Cette conférence a été prononcée dans le cadre du séminaire annuel du pôle maritime de la MRSH, dont les thématiques 2010-2011 concernent les ressources marines.

Catherine Jacquemard, professeur de latin à l'UCBN, a axé ses recherches sur la littérature scientifique médiévale. Brigitte Gauvin, maître de conférences en latin à l'UCBN, travaille sur l'édition de textes scientifiques du XVIe siècle. Marie-Agnès Lucas-Avenel, maître de conférences en latin à l'UCBN, co-directrice de l'Office universitaire de Basse-Normandie (OUEN), travaille sur l'historiographie normande médiévale. Toutes trois sont membres du Centre Michel de Boüard (CRAHAM - UMR 6273) et sont engagées dans un travail collectif sur les traités latins d'ichtyologie contenus dans les encyclopédies médiévales ; à ce titre, elles collaborent au programme Sourcencyme piloté par l'Atelier Vincent de Beauvais (Nancy II).

Résumé

Les poissons et l'ensemble des créatures aquatiques ont longtemps été des animaux mal connus, soit parce qu'ils ne sont pas immédiatement visibles, soit parce que leurs mœurs sont difficiles à analyser et parce que l'homme a du mal à les distinguer. À la source du discours savant sur les poissons se trouve pourtant une œuvre stupéfiante de précision et d'exactitude puisqu'Aristote, dès le IVe siècle avant J-C, avait, dans son Histoire des animaux, consacré aux poissons de nombreux chapitres portant sur tous les aspects de leur morphologie et de leur comportement.

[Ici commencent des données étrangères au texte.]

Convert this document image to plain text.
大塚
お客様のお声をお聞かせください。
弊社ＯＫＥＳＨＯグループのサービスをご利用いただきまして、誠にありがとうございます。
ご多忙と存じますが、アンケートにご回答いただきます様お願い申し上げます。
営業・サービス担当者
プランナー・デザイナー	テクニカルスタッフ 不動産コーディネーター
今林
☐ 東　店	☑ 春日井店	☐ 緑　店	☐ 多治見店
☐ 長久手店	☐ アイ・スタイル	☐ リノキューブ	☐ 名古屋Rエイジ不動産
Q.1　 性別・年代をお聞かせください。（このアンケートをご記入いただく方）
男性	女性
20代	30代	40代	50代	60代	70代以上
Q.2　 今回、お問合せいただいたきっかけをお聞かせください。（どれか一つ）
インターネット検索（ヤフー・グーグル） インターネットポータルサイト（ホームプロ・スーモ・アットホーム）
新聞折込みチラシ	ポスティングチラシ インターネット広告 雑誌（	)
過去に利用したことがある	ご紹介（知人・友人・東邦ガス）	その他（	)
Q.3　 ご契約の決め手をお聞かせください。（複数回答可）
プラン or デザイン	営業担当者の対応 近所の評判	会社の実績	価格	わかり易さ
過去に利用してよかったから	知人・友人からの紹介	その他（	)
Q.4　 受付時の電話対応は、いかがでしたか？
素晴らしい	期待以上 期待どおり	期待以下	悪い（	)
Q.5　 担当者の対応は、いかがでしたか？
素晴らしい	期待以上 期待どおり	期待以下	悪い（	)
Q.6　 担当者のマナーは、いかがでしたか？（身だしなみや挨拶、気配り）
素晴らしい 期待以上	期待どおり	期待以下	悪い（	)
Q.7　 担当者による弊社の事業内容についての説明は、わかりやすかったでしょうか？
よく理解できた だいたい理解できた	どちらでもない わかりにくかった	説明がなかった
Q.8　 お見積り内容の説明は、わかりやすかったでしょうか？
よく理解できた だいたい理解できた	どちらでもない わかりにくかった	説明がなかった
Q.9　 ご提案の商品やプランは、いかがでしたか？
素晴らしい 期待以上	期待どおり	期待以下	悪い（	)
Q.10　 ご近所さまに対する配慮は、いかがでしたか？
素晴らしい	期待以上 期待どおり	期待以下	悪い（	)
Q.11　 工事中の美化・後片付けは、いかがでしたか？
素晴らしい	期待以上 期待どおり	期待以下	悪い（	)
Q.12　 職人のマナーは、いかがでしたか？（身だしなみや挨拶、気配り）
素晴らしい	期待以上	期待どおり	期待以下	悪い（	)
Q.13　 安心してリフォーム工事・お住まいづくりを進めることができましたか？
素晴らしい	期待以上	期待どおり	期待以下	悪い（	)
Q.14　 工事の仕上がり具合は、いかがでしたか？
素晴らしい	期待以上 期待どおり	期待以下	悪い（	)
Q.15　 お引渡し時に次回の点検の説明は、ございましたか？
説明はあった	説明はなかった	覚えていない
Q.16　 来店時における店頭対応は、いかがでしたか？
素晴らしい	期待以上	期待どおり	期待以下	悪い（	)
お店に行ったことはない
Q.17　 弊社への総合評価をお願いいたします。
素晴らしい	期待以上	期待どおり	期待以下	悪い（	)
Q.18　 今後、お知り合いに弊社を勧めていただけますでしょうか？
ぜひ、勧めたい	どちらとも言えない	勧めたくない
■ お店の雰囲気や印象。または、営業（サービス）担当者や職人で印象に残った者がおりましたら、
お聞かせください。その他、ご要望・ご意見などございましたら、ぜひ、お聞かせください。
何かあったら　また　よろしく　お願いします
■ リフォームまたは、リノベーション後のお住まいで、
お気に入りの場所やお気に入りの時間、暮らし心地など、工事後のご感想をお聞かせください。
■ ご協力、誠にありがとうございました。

Au premier siècle après J-C, c'est Pline, écrivain latin, qui devient à son tour l'incarnation du savant universel. Reprenant, dans son Histoire naturelle, de nombreux éléments à Aristote, il donne au discours savant sur l'animal, et donc sur les poissons, une double orientation, à la fois zoologique, dans la lignée d'Aristote, et médicale, en réunissant tous les remèdes et recettes magiques qu'on peut tirer des poissons. Au siècle suivant, en Orient, un ouvrage chrétien, le Physiologos, dresse un tableau de la nature comme manifestation de la parole divine. C'est la source du troisième type de discours : le discours allégorique.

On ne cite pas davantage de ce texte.